The turn of the year is a natural time for people to set goals and look for ways to improve their lives. Are you looking for something to do that could make a big impact on others? Consider making a point to reach out to others in 2016.
Connecting with people can help your sense of well-being and may also really help someone. Your friends, family members, neighbors and co-workers may be suffering emotionally and you may not know it. People in general are comfortable talking to others about their physical health problems, for which they almost always seek professional help. However, for many people who are experiencing emotional distress, they are reluctant to talk with others.

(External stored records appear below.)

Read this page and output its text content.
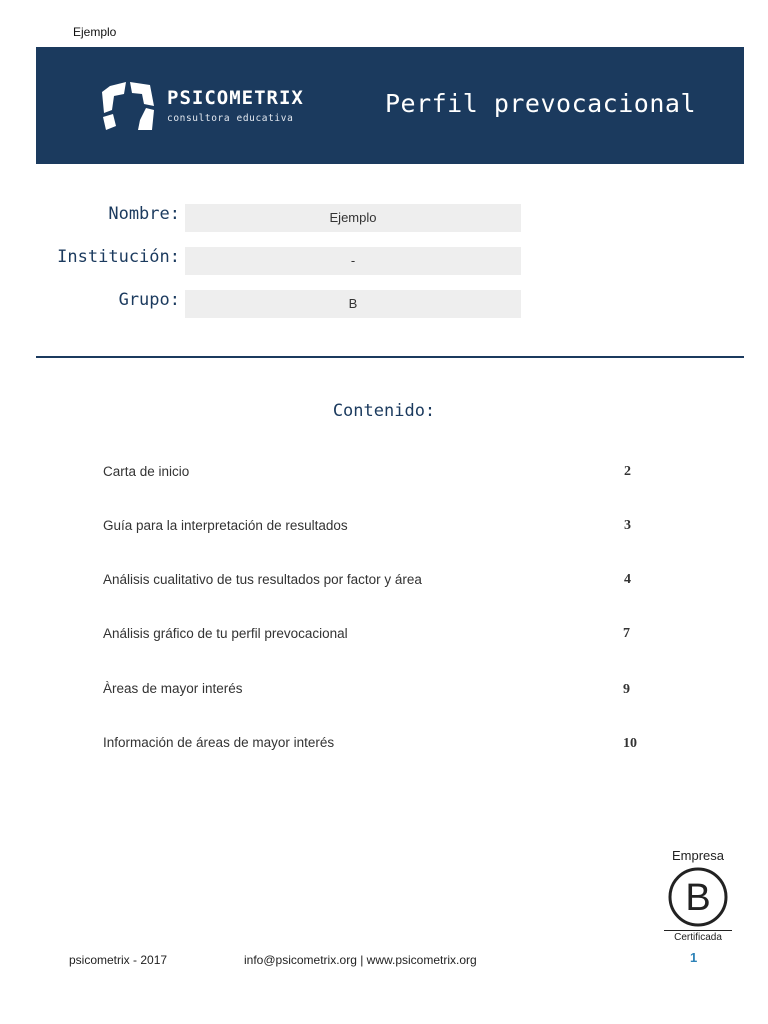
Ejemplo
PSICOMETRIX
consultora educativa
Perfil prevocacional
Nombre:	Ejemplo
Institución:	-
Grupo:	B
Contenido:
Carta de inicio	2
Guía para la interpretación de resultados	3
Análisis cualitativo de tus resultados por factor y área	4
Análisis gráfico de tu perfil prevocacional	7
Àreas de mayor interés	9
Información de áreas de mayor interés	10
Empresa
B
Certificada
1
psicometrix - 2017	info@psicometrix.org | www.psicometrix.org
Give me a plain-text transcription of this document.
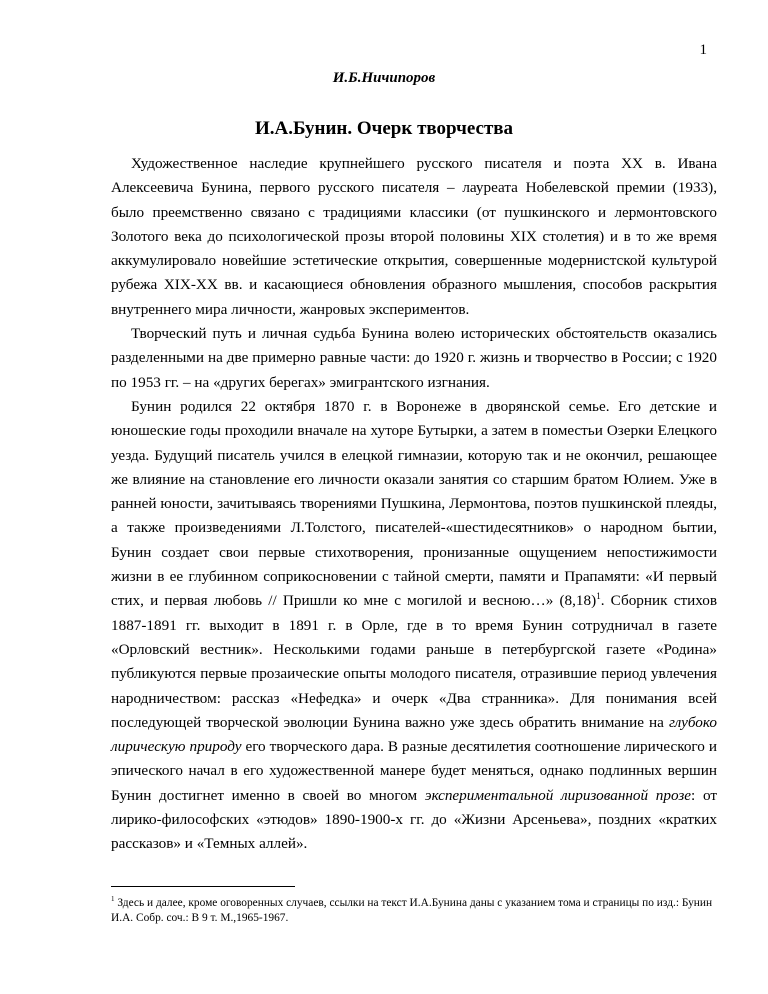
1
И.Б.Ничипоров
И.А.Бунин. Очерк творчества

Художественное наследие крупнейшего русского писателя и поэта XX в. Ивана Алексеевича Бунина, первого русского писателя – лауреата Нобелевской премии (1933), было преемственно связано с традициями классики (от пушкинского и лермонтовского Золотого века до психологической прозы второй половины XIX столетия) и в то же время аккумулировало новейшие эстетические открытия, совершенные модернистской культурой рубежа XIX-XX вв. и касающиеся обновления образного мышления, способов раскрытия внутреннего мира личности, жанровых экспериментов.

Творческий путь и личная судьба Бунина волею исторических обстоятельств оказались разделенными на две примерно равные части: до 1920 г. жизнь и творчество в России; с 1920 по 1953 гг. – на «других берегах» эмигрантского изгнания.

Бунин родился 22 октября 1870 г. в Воронеже в дворянской семье. Его детские и юношеские годы проходили вначале на хуторе Бутырки, а затем в поместьи Озерки Елецкого уезда. Будущий писатель учился в елецкой гимназии, которую так и не окончил, решающее же влияние на становление его личности оказали занятия со старшим братом Юлием. Уже в ранней юности, зачитываясь творениями Пушкина, Лермонтова, поэтов пушкинской плеяды, а также произведениями Л.Толстого, писателей-«шестидесятников» о народном бытии, Бунин создает свои первые стихотворения, пронизанные ощущением непостижимости жизни в ее глубинном соприкосновении с тайной смерти, памяти и Прапамяти: «И первый стих, и первая любовь // Пришли ко мне с могилой и весною…» $(8,18)^1$. Сборник стихов 1887-1891 гг. выходит в 1891 г. в Орле, где в то время Бунин сотрудничал в газете «Орловский вестник». Несколькими годами раньше в петербургской газете «Родина» публикуются первые прозаические опыты молодого писателя, отразившие период увлечения народничеством: рассказ «Нефедка» и очерк «Два странника». Для понимания всей последующей творческой эволюции Бунина важно уже здесь обратить внимание на глубоко лирическую природу его творческого дара. В разные десятилетия соотношение лирического и эпического начал в его художественной манере будет меняться, однако подлинных вершин Бунин достигнет именно в своей во многом экспериментальной лиризованной прозе: от лирико-философских «этюдов» 1890-1900-х гг. до «Жизни Арсеньева», поздних «кратких рассказов» и «Темных аллей».

$^1$ Здесь и далее, кроме оговоренных случаев, ссылки на текст И.А.Бунина даны с указанием тома и страницы по изд.: Бунин И.А. Собр. соч.: В 9 т. М.,1965-1967.
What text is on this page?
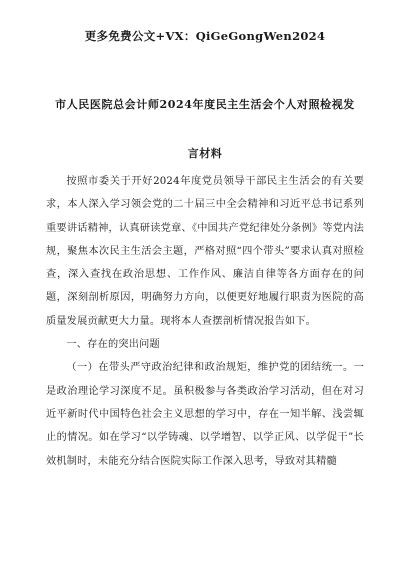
更多免费公文+VX：QiGeGongWen2024
市人民医院总会计师2024年度民主生活会个人对照检视发
言材料

按照市委关于开好2024年度党员领导干部民主生活会的有关要求，本人深入学习领会党的二十届三中全会精神和习近平总书记系列重要讲话精神，认真研读党章、《中国共产党纪律处分条例》等党内法规，聚焦本次民主生活会主题，严格对照“四个带头”要求认真对照检查，深入查找在政治思想、工作作风、廉洁自律等各方面存在的问题，深刻剖析原因，明确努力方向，以便更好地履行职责为医院的高质量发展贡献更大力量。现将本人查摆剖析情况报告如下。

一、存在的突出问题

（一）在带头严守政治纪律和政治规矩，维护党的团结统一。一是政治理论学习深度不足。虽积极参与各类政治学习活动，但在对习近平新时代中国特色社会主义思想的学习中，存在一知半解、浅尝辄止的情况。如在学习“以学铸魂、以学增智、以学正风、以学促干”长效机制时，未能充分结合医院实际工作深入思考，导致对其精髓
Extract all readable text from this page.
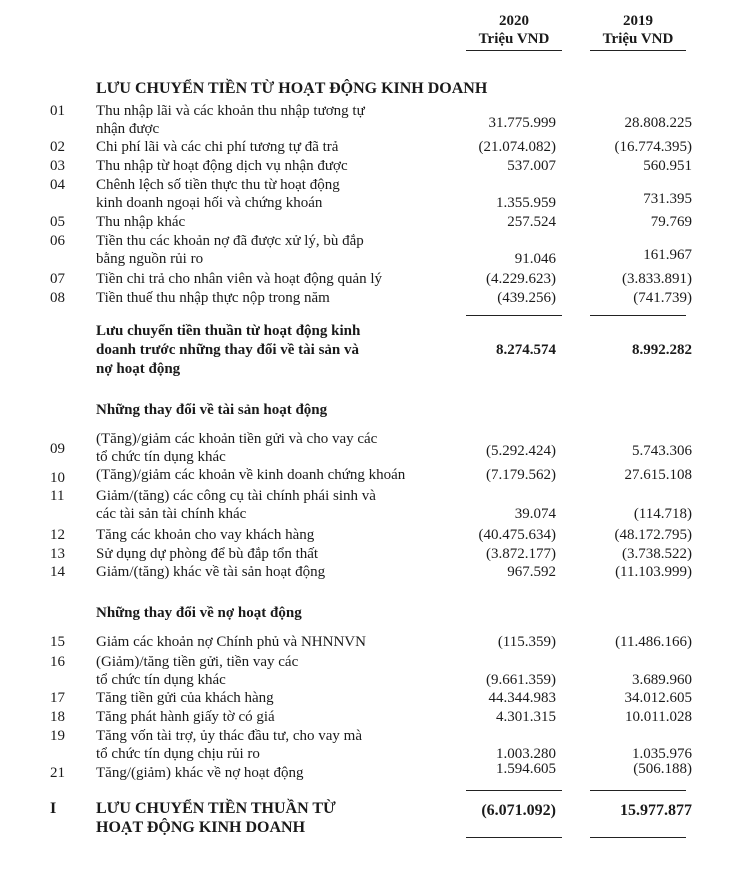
2020
Triệu VND
2019
Triệu VND
LƯU CHUYỂN TIỀN TỪ HOẠT ĐỘNG KINH DOANH
01	Thu nhập lãi và các khoản thu nhập tương tự
nhận được	31.775.999	28.808.225
02	Chi phí lãi và các chi phí tương tự đã trả	(21.074.082)	(16.774.395)
03	Thu nhập từ hoạt động dịch vụ nhận được	537.007	560.951
04	Chênh lệch số tiền thực thu từ hoạt động
kinh doanh ngoại hối và chứng khoán	1.355.959	731.395
05	Thu nhập khác	257.524	79.769
06	Tiền thu các khoản nợ đã được xử lý, bù đắp
bằng nguồn rủi ro	91.046	161.967
07	Tiền chi trả cho nhân viên và hoạt động quản lý	(4.229.623)	(3.833.891)
08	Tiền thuế thu nhập thực nộp trong năm	(439.256)	(741.739)
Lưu chuyển tiền thuần từ hoạt động kinh
doanh trước những thay đổi về tài sản và	8.274.574	8.992.282
nợ hoạt động
Những thay đổi về tài sản hoạt động
09
(Tăng)/giảm các khoản tiền gửi và cho vay các
tổ chức tín dụng khác	(5.292.424)	5.743.306
10	(Tăng)/giảm các khoản về kinh doanh chứng khoán	(7.179.562)	27.615.108
11	Giảm/(tăng) các công cụ tài chính phái sinh và
các tài sản tài chính khác	39.074	(114.718)
12	Tăng các khoản cho vay khách hàng	(40.475.634)	(48.172.795)
13	Sử dụng dự phòng để bù đắp tổn thất	(3.872.177)	(3.738.522)
14	Giảm/(tăng) khác về tài sản hoạt động	967.592	(11.103.999)
Những thay đổi về nợ hoạt động
15	Giảm các khoản nợ Chính phủ và NHNNVN	(115.359)	(11.486.166)
16	(Giảm)/tăng tiền gửi, tiền vay các
tổ chức tín dụng khác	(9.661.359)	3.689.960
17	Tăng tiền gửi của khách hàng	44.344.983	34.012.605
18	Tăng phát hành giấy tờ có giá	4.301.315	10.011.028
19	Tăng vốn tài trợ, ủy thác đầu tư, cho vay mà
tổ chức tín dụng chịu rủi ro	1.003.280	1.035.976
21	Tăng/(giảm) khác về nợ hoạt động	1.594.605	(506.188)
I	LƯU CHUYỂN TIỀN THUẦN TỪ	(6.071.092)	15.977.877
HOẠT ĐỘNG KINH DOANH
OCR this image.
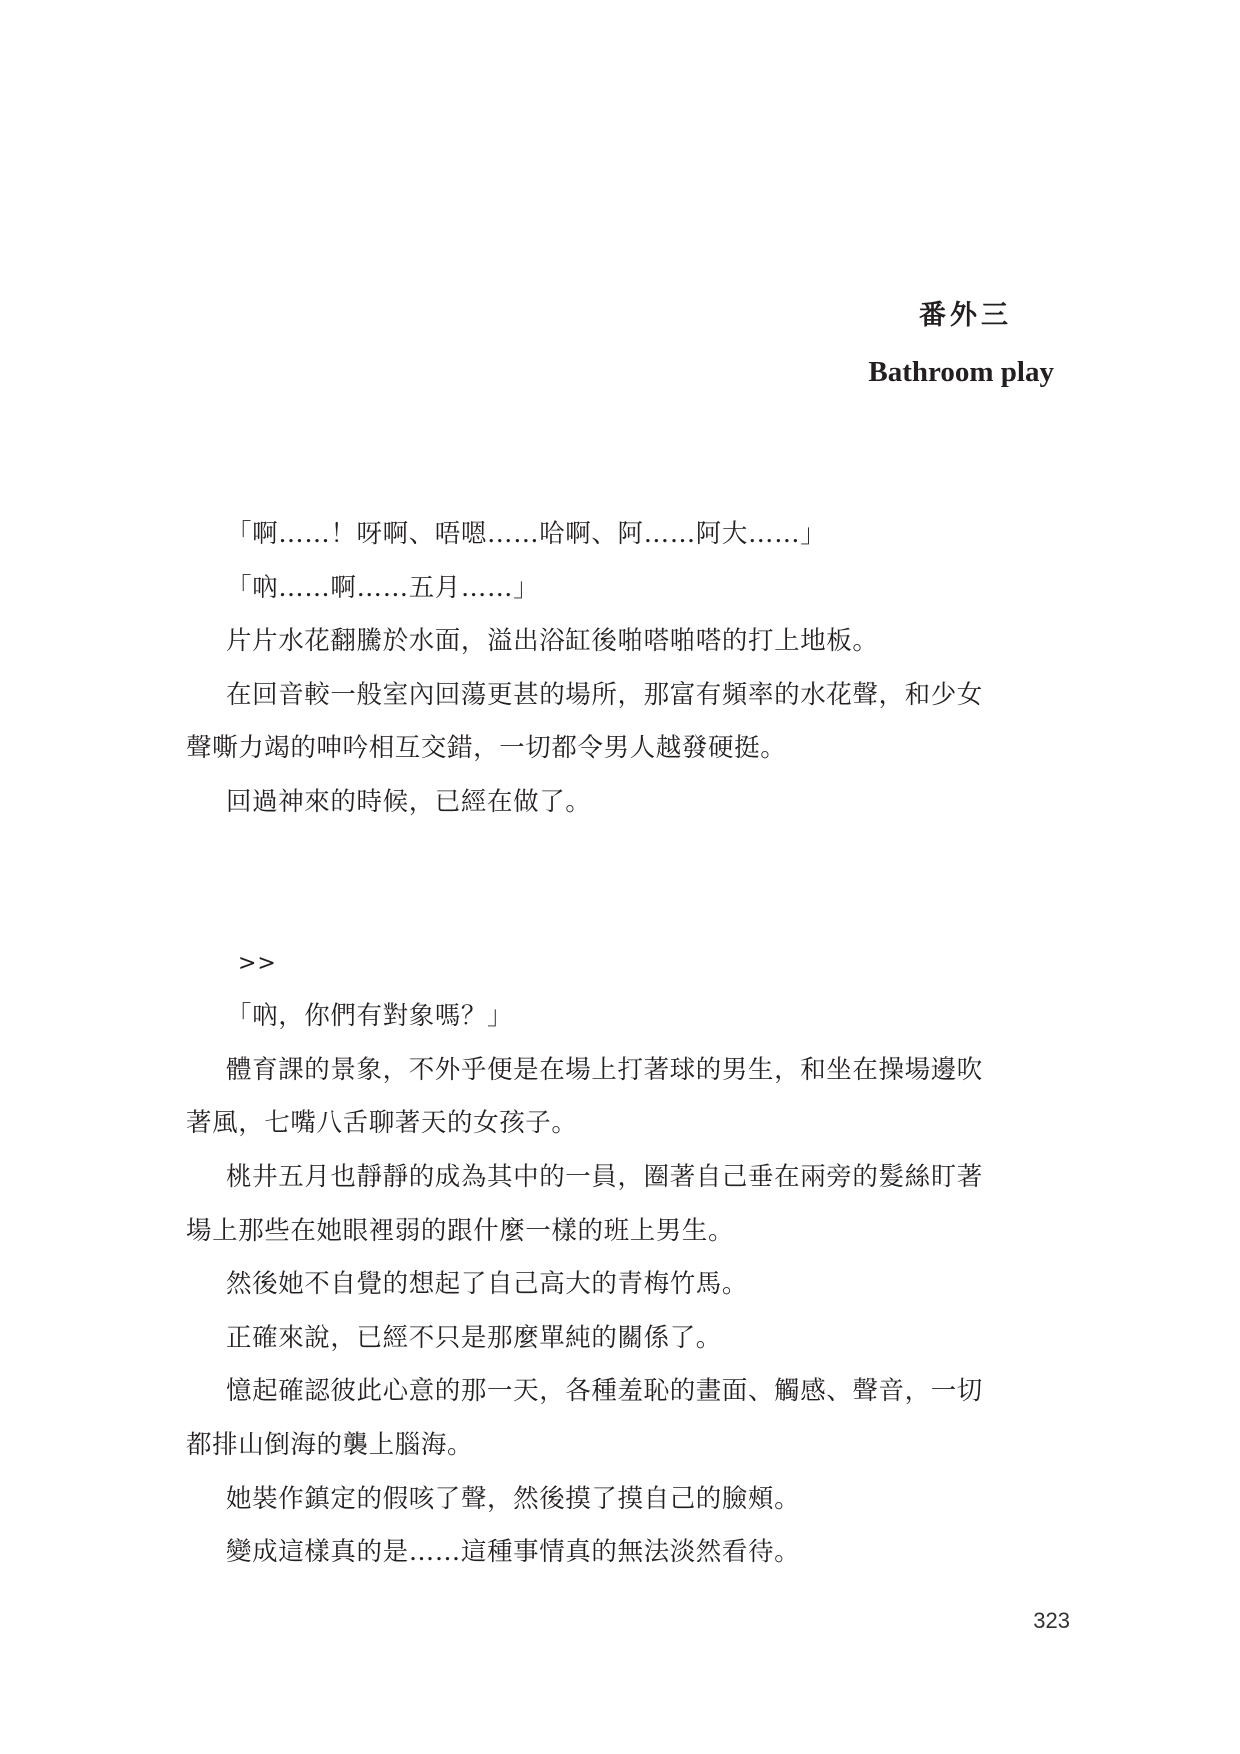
番外三
Bathroom play

「啊……！呀啊、唔嗯……哈啊、阿……阿大……」

「吶……啊……五月……」

片片水花翻騰於水面，溢出浴缸後啪嗒啪嗒的打上地板。

在回音較一般室內回蕩更甚的場所，那富有頻率的水花聲，和少女

聲嘶力竭的呻吟相互交錯，一切都令男人越發硬挺。

回過神來的時候，已經在做了。

>>

「吶，你們有對象嗎？」

體育課的景象，不外乎便是在場上打著球的男生，和坐在操場邊吹

著風，七嘴八舌聊著天的女孩子。

桃井五月也靜靜的成為其中的一員，圈著自己垂在兩旁的髮絲盯著

場上那些在她眼裡弱的跟什麼一樣的班上男生。

然後她不自覺的想起了自己高大的青梅竹馬。

正確來說，已經不只是那麼單純的關係了。

憶起確認彼此心意的那一天，各種羞恥的畫面、觸感、聲音，一切

都排山倒海的襲上腦海。

她裝作鎮定的假咳了聲，然後摸了摸自己的臉頰。

變成這樣真的是……這種事情真的無法淡然看待。

323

Some of the symptoms of a person struggling with emotional issues include:
Withdrawal:Â A person who used to be socially engaged has pulled away from family and friends and stopped participating in activities he or she used to enjoy.
Personality Change: This could be a sudden or gradual change.
Agitation: Many times depression and other illness cause people to lose their temper easily or seem irritable.
Poor Self Care: Someone may let his or her personal hygiene deteriorate or start abusing alcohol or other drugs or engage in other self-destructive behavior.
Hopelessness: A person feels that everything is wrong and nothing will ever get better.
When you recognize that someone in your life is suffering, you may wonder what to do. Don’t be afraid to reach out and ask someone if they are feeling down. A good conversation starter can be “It seems as though you are a bit down lately, is everything ok?” or “I’ve noticed some differences in you lately, and wondered how you are doing.”
Don’t be intimidated. You don’t have to “fix” their problems.
“As a friend, you are there to listen and offer support. Sometimes just taking the time to listen and showing compassion can really give a person the lift they needed that day,” said Joel Mowrey, PhD, executive director of the Mental Health & Recovery Board of Portage County. “Give the person a phone call to see how they are feeling. Invite them for coffee or take a walk. You also may need to reach out to the person’s family and let them know that you’ve noticed their loved one is in pain.”
Encourage your children to get in on the act of reaching out to others too. Remind them to be nice to one another. If they notice a fellow classmate is being left out, offer to sit with him/her at lunch, ask him/her to join in their game on the playground, or even just smile and say hello in the hallway.
You may find a person has been suffering from depression for a few weeks and may need professional help. Realize that a person suffering from depression may not have the energy to put forth the effort to find help. Depression saps a person’s energy and motivation, so finding help may seem like an overwhelming task. Provide them the phone numbers for our local social service agencies. For children, contact Children’s Advantage at 330-296-552 or Coleman Professional Services at 330-673-1347. For adults contact Coleman Professional Services at 330-673-1347 or Family & Community Services at 330-297-7027.
The person may also be feeling hopelessness that makes them feel there is no point to seeking help as nothing will get better. It is important to never ignore comments about suicide. In fact, it is fine to ask someone if they are feeling suicidal. It is a myth the asking someone about suicide will make them suicidal. If they express suicidal thoughts, there are two 24 hour local help lines in Portage County, 330-678-4357 for Townhall II and 330-296-3555 for Coleman Access. Access can also see people in person and can arrange for someone to be hospitalized if necessary.
Reaching out to others not only is an excellent way to help someone in emotional distress but may actually help keep someone healthy and alive.